La grille de lecture des événements proposée par l’animation juge la frontière de plus en plus floue entre la crise sanitaire et la crise économique et sociale. C’est dès lors apparu comme une évidence à une participante travailleuse en régie de quartier : « l’économie va nous mettre plus à plat que la crise sanitaire elle-même ! ». Et nous vient en mémoire le témoignage d’une permanente CSC qui rapportait qu’une travailleuse de titres-services ne disposait plus que de 340 euro par mois pour vivre : le gel de nos économies est une décision politique, requise par la situation sanitaire.
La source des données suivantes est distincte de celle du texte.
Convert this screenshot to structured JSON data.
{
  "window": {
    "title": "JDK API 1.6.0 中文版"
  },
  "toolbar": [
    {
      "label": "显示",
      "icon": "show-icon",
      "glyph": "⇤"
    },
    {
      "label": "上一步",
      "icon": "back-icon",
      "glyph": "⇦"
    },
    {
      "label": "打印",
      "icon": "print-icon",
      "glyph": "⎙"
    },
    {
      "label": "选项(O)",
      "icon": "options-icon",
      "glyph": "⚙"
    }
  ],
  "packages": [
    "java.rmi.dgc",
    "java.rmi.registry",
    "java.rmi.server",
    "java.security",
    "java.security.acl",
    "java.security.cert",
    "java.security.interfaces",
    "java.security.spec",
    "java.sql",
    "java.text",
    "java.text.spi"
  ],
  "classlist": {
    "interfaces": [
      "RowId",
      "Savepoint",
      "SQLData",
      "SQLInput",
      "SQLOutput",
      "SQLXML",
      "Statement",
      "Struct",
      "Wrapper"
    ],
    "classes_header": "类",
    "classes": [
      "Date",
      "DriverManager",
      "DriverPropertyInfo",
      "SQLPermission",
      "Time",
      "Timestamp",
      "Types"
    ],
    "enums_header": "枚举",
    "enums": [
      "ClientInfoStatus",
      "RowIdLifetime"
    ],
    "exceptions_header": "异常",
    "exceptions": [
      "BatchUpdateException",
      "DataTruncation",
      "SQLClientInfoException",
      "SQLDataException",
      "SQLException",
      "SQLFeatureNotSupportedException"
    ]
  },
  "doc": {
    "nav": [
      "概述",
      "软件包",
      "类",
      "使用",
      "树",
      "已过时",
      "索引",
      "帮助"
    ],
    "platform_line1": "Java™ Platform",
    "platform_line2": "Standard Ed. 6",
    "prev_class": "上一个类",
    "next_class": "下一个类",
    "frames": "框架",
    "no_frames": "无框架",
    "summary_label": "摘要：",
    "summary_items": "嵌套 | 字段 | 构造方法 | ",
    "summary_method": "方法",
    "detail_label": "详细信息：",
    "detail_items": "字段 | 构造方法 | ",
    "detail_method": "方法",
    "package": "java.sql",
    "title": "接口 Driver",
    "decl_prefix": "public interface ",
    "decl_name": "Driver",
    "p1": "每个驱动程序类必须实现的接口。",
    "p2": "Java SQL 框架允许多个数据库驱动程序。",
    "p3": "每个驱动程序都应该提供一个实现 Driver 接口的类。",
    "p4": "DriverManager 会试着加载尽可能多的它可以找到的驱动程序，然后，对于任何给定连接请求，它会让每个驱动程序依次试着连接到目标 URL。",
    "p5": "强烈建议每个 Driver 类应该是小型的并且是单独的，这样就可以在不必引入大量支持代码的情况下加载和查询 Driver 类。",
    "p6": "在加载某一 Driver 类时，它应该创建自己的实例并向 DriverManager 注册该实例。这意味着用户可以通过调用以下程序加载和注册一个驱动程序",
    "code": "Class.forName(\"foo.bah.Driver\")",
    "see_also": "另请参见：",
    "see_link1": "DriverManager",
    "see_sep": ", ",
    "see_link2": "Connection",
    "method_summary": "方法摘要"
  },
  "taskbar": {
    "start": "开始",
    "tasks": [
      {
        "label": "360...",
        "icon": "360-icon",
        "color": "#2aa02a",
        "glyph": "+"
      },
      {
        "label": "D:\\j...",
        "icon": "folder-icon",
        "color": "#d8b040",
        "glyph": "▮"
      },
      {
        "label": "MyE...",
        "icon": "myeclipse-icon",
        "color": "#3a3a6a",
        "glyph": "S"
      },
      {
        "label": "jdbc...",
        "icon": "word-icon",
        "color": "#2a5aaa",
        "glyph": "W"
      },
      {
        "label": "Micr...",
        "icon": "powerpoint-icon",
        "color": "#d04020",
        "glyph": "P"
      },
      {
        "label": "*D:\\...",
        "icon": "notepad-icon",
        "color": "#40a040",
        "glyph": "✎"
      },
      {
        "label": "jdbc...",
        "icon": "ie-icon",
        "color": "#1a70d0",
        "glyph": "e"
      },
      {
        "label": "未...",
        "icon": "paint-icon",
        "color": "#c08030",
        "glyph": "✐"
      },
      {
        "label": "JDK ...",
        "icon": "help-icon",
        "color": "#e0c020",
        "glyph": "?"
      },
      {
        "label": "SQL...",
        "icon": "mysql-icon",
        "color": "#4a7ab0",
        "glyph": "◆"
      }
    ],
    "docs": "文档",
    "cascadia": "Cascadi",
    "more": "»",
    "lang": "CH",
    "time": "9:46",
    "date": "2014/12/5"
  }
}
Mais jusqu’à quel point, s’est-on demandé ? La gestion de la crise par nos institutions démontre pour nos publics un sentiment de peur panique généralisée, ainsi qu’une grande difficulté à prendre des responsabilités autres que par des mesures très contraignantes et trop souvent aveugles, sous le seul prétexte que les chiffres le commandent.
En évoquant les chiffres jugés « dangereux parce que facilement manipulables », nombreuses interventions des participant(e)s allaient dans le sens d’une incompréhension du choix des indicateurs les plus relayés dans les médias pour juger de l’état de l’épidémie. D’abord la mortalité, puis le nombre d’admissions dans les hôpitaux (en particulier les admissions en unités de soins intensifs), puis uniquement les résultats des tests PCR. Il est légitime de se poser des questions lorsque les décisions politiques ne semblent plus guidées que par des chiffres.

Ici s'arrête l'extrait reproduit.